Force est de constater qu’un risque de persécution au titre de l’une des cinq causes visées à l’article 1er de la Convention de Genève émanant de groupes de la population, en l’espèce de la population serbe en République Srpska, ne peut être reconnu comme motif d’octroi du statut de réfugié politique que si la personne en cause ne bénéficie pas de la protection des autorités de son pays. Or, la notion de protection de la part du pays d’origine n’implique pas une sécurité physique absolue des habitants contre la commission de tout acte de violence, mais suppose des démarches de la part des autorités en place en vue de la poursuite et de la répression des actes de violence commis, d’une efficacité suffisante pour maintenir un certain niveau de dissuasion.
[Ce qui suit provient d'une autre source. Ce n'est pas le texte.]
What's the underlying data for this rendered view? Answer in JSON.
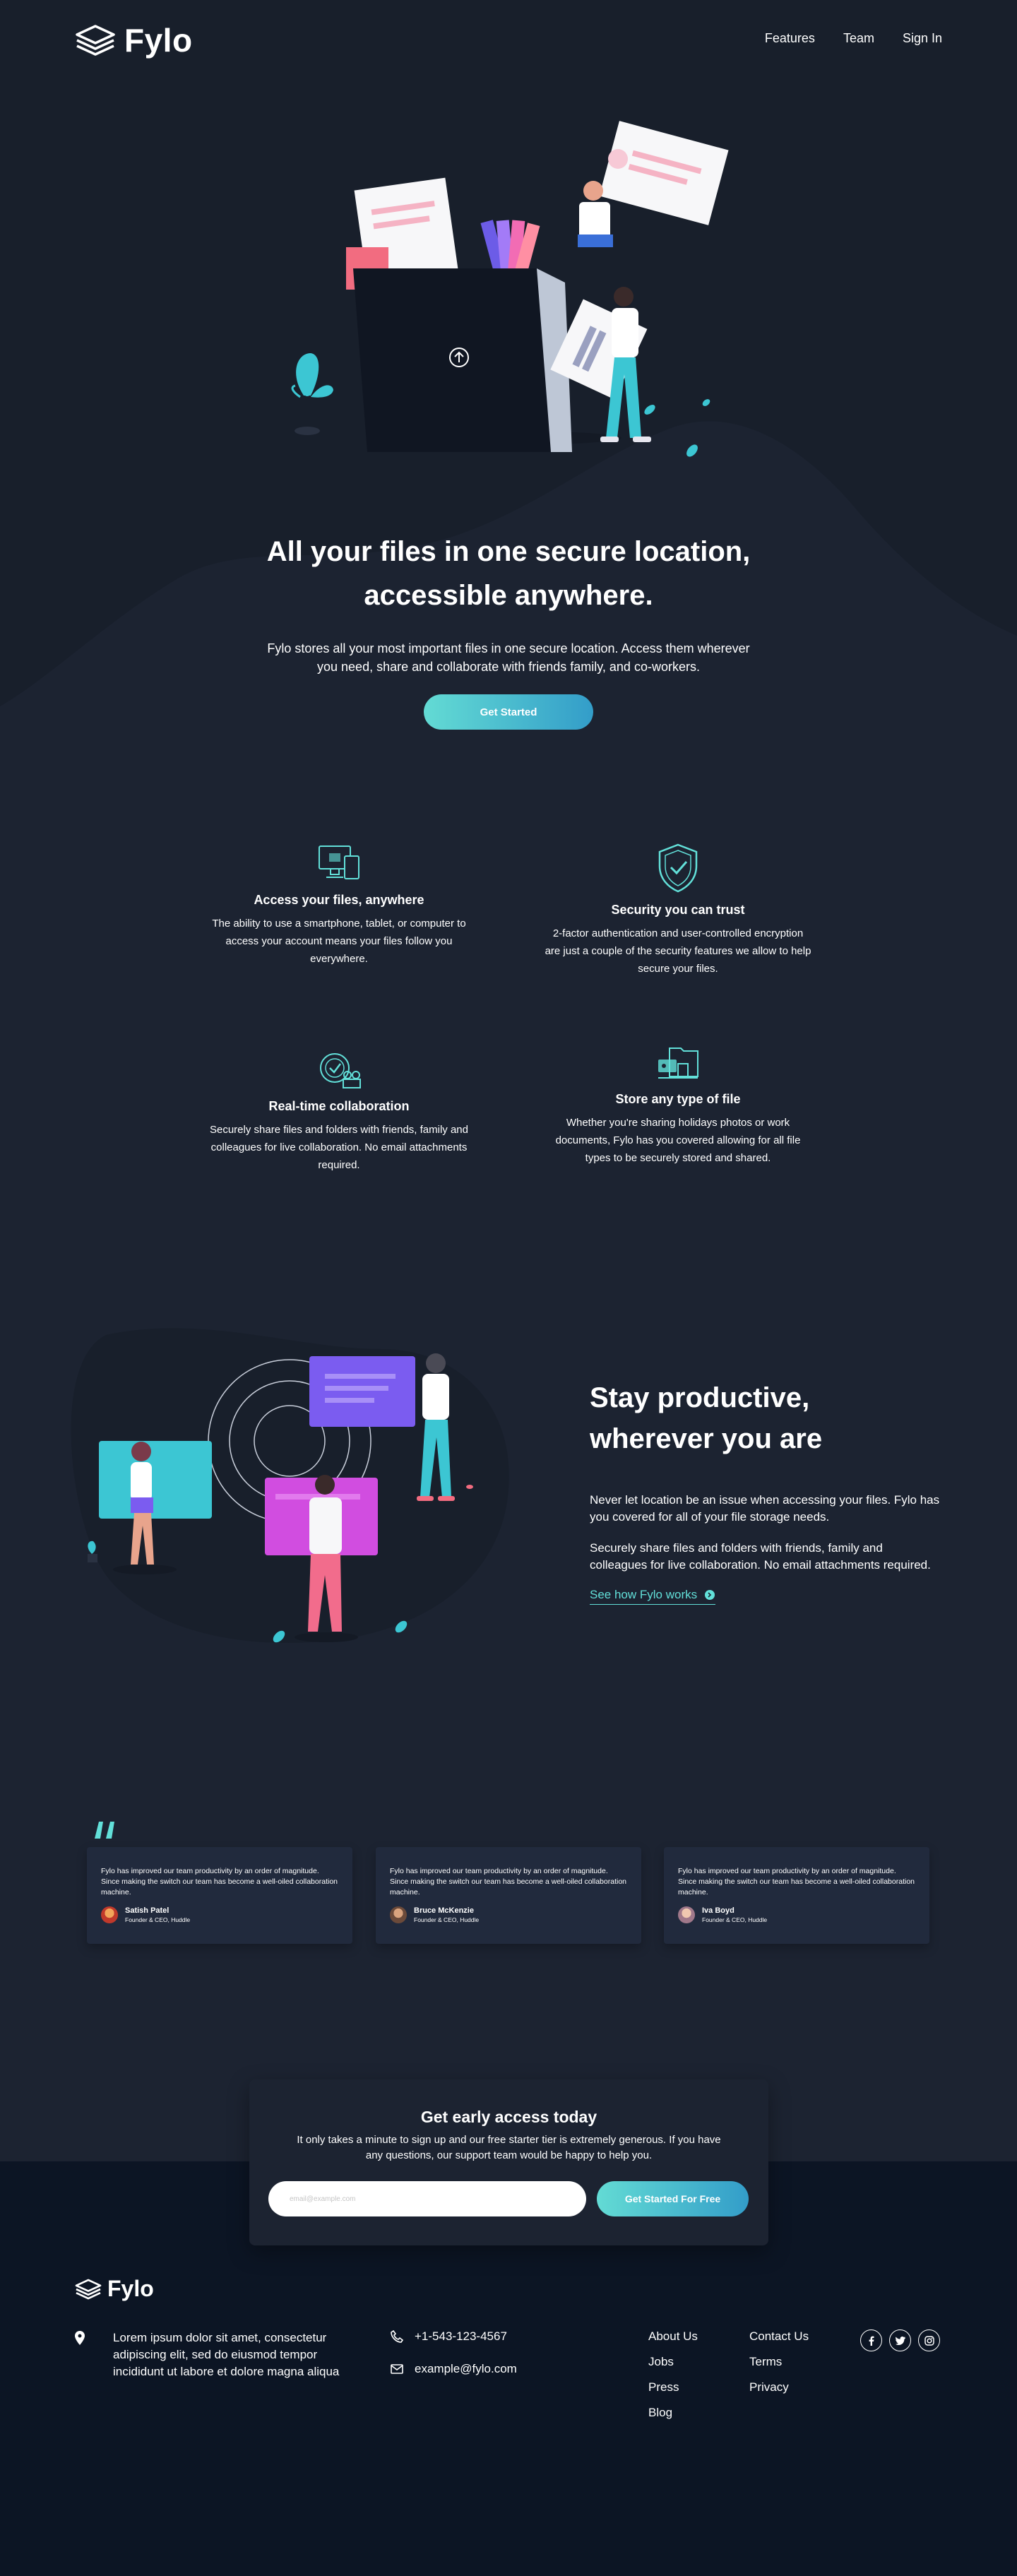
{
  "header": {
    "logo_text": "Fylo",
    "nav": [
      "Features",
      "Team",
      "Sign In"
    ]
  },
  "hero": {
    "title_line1": "All your files in one secure location,",
    "title_line2": "accessible anywhere.",
    "description": "Fylo stores all your most important files in one secure location. Access them wherever you need, share and collaborate with friends family, and co-workers.",
    "cta_label": "Get Started"
  },
  "features": [
    {
      "icon": "devices-icon",
      "title": "Access your files, anywhere",
      "text": "The ability to use a smartphone, tablet, or computer to access your account means your files follow you everywhere."
    },
    {
      "icon": "shield-check-icon",
      "title": "Security you can trust",
      "text": "2-factor authentication and user-controlled encryption are just a couple of the security features we allow to help secure your files."
    },
    {
      "icon": "collaboration-icon",
      "title": "Real-time collaboration",
      "text": "Securely share files and folders with friends, family and colleagues for live collaboration. No email attachments required."
    },
    {
      "icon": "file-types-icon",
      "title": "Store any type of file",
      "text": "Whether you're sharing holidays photos or work documents, Fylo has you covered allowing for all file types to be securely stored and shared."
    }
  ],
  "productive": {
    "title_line1": "Stay productive,",
    "title_line2": "wherever you are",
    "para1": "Never let location be an issue when accessing your files. Fylo has you covered for all of your file storage needs.",
    "para2": "Securely share files and folders with friends, family and colleagues for live collaboration. No email attachments required.",
    "link_label": "See how Fylo works"
  },
  "testimonials": [
    {
      "text": "Fylo has improved our team productivity by an order of magnitude. Since making the switch our team has become a well-oiled collaboration machine.",
      "name": "Satish Patel",
      "role": "Founder & CEO, Huddle"
    },
    {
      "text": "Fylo has improved our team productivity by an order of magnitude. Since making the switch our team has become a well-oiled collaboration machine.",
      "name": "Bruce McKenzie",
      "role": "Founder & CEO, Huddle"
    },
    {
      "text": "Fylo has improved our team productivity by an order of magnitude. Since making the switch our team has become a well-oiled collaboration machine.",
      "name": "Iva Boyd",
      "role": "Founder & CEO, Huddle"
    }
  ],
  "signup": {
    "title": "Get early access today",
    "description": "It only takes a minute to sign up and our free starter tier is extremely generous. If you have any questions, our support team would be happy to help you.",
    "email_placeholder": "email@example.com",
    "button_label": "Get Started For Free"
  },
  "footer": {
    "logo_text": "Fylo",
    "address": "Lorem ipsum dolor sit amet, consectetur adipiscing elit, sed do eiusmod tempor incididunt ut labore et dolore magna aliqua",
    "phone": "+1-543-123-4567",
    "email": "example@fylo.com",
    "links_col1": [
      "About Us",
      "Jobs",
      "Press",
      "Blog"
    ],
    "links_col2": [
      "Contact Us",
      "Terms",
      "Privacy"
    ],
    "socials": [
      "facebook-icon",
      "twitter-icon",
      "instagram-icon"
    ]
  },
  "colors": {
    "background": "#1c2331",
    "footer_background": "#0c1524",
    "card_background": "#212a3d",
    "accent_cyan": "#62e0d9",
    "accent_blue": "#339dc9"
  }
}
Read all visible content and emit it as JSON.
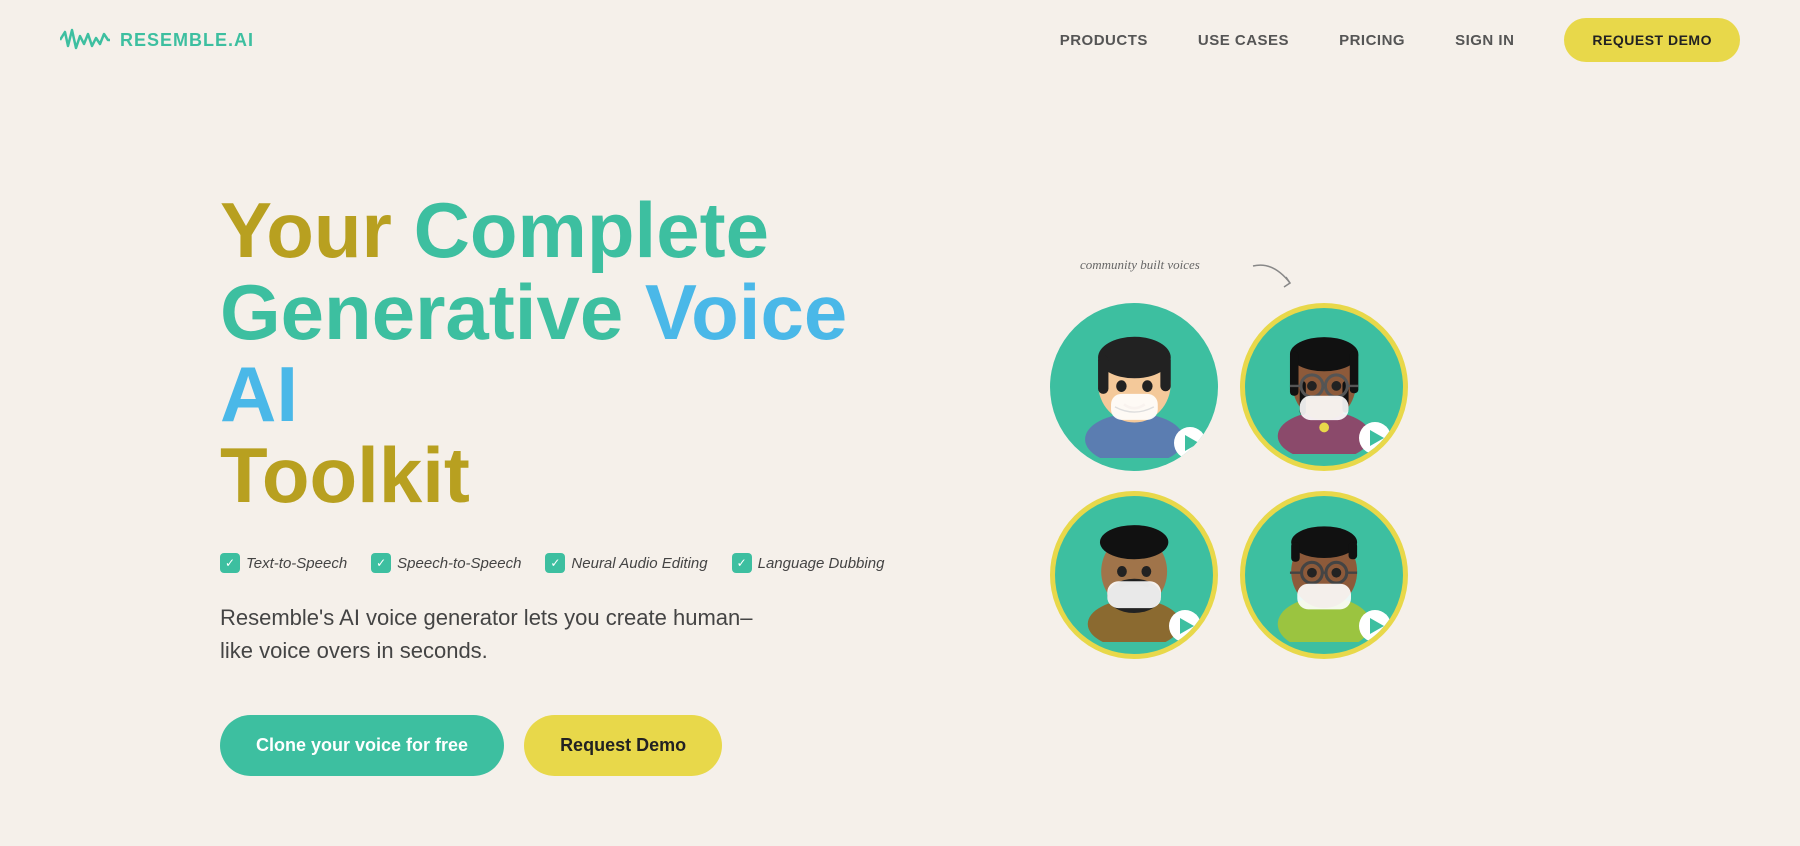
{
  "nav": {
    "logo_text": "RESEMBLE.AI",
    "links": [
      {
        "label": "PRODUCTS",
        "id": "products"
      },
      {
        "label": "USE CASES",
        "id": "use-cases"
      },
      {
        "label": "PRICING",
        "id": "pricing"
      },
      {
        "label": "SIGN IN",
        "id": "sign-in"
      }
    ],
    "cta_label": "REQUEST DEMO"
  },
  "hero": {
    "title_line1_gold": "Your Complete",
    "title_line2_teal": "Generative",
    "title_line2_blue": "Voice AI",
    "title_line3_gold": "Toolkit",
    "features": [
      {
        "label": "Text-to-Speech"
      },
      {
        "label": "Speech-to-Speech"
      },
      {
        "label": "Neural Audio Editing"
      },
      {
        "label": "Language Dubbing"
      }
    ],
    "description": "Resemble's AI voice generator lets you create human–like voice overs in seconds.",
    "cta_primary": "Clone your voice for free",
    "cta_secondary": "Request Demo",
    "community_label": "community built voices"
  }
}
Une persécution ne saurait être admise dès la commission matérielle d’un acte criminel, mais seulement dans l’hypothèse où les agressions commises par un groupe de la population seraient encouragées ou tolérées par les autorités en place, voire où celles-ci seraient incapables d’offrir une protection appropriée. Il faut en plus que le demandeur d’asile ait concrètement recherché cette protection, de sorte que ce n’est qu’en cas de défaut de protection, dont l’existence doit être mise suffisamment en évidence par le demandeur d’asile, qu’il y a lieu de prendre en compte une persécution commise par des tiers (cf. Jean-Yves Carlier : Qu’est-ce-qu’un réfugié ?, p. 113, nos 73-s).

En l’espèce, les demandeurs font état de leur crainte de voir commettre des actes de violence à leur encontre, mais les éléments du dossier ne permettent pas de retenir que les autorités en place en République Srpska soient effectivement incapables de leur assurer un niveau de protection suffisant ou encouragerait des actes de persécutions commis à leur encontre.

Le récit des demandeurs traduit au contraire essentiellement un sentiment général d’insécurité non constitutif en tant que tel d’une crainte de persécution au sens de la Convention de Genève.

Il se dégage des considérations qui précèdent que le recours laisse d’être fondé.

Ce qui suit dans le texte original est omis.